First joining, then ditching, MIT’s One-Laptop-Per-Child (OLPC) project aiming at giving a laptop to one billion of the world’s poorest children suggests that Intel, like Rhett Butler, no longer gives a damn.
Whereas Rhett Butler was only rejecting Scarlett O’Hara, Intel seems to be rejecting common humanity. OLPC is not a business issue, it's a decency issue.
Apparently Intel refused to get behind a single design for OLPC, preferring to back its own Classmate laptop.
Intel joined OLPC last July after OLPC initiator, MIT 's Nicholas Negroponte, had called Intel ‘shameless’ in its efforts to compete with OLPC.
Last week, Negroponte said that during its time on the OLPC board, Intel 'were reallly behaving badly' in trying to scupper deals for distributing laptops to poor children which the OLPC had fixed up with the governments of Mongolia and Peru.

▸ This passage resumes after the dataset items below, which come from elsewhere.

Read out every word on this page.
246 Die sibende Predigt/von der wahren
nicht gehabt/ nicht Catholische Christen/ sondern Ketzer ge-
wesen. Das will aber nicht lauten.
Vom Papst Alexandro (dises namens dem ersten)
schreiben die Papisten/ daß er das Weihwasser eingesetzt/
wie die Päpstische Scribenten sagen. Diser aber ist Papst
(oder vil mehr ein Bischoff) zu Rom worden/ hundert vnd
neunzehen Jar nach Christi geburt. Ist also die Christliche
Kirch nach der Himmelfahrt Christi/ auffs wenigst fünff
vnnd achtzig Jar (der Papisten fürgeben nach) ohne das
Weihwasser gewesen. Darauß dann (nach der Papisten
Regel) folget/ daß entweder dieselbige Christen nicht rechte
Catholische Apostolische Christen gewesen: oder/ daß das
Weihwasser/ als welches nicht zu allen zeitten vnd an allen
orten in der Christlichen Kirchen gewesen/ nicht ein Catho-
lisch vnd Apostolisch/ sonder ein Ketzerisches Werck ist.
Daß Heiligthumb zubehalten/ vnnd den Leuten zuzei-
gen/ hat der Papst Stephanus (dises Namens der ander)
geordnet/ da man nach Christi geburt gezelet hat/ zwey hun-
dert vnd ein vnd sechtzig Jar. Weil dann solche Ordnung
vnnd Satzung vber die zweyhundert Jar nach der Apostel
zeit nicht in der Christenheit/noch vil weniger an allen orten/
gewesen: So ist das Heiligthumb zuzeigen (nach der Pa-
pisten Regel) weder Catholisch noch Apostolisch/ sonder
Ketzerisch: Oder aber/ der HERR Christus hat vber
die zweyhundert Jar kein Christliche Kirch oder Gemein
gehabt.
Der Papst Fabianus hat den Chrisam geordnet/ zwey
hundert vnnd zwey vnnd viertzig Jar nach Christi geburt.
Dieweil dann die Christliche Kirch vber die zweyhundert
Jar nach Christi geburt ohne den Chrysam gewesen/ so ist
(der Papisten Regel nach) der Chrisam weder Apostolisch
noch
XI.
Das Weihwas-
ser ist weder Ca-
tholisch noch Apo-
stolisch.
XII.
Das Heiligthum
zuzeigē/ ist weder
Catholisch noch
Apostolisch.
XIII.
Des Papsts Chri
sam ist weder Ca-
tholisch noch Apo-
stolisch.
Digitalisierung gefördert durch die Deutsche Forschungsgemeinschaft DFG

Like Milwall supporters, Intel seems to be saying: ‘No one likes us and we don’t care’.
Comments (2)
Another reason to buy PCs with AMD processors!
Posted by Peter B | February 12, 2008 8:42 PM
Posted on February 12, 2008 20:42
Yes indeed.
Intel was such a great pioneering company, before it went sole-source on the 386.
Subesequently it concentrated on enforcing a monopoly rather than innovating.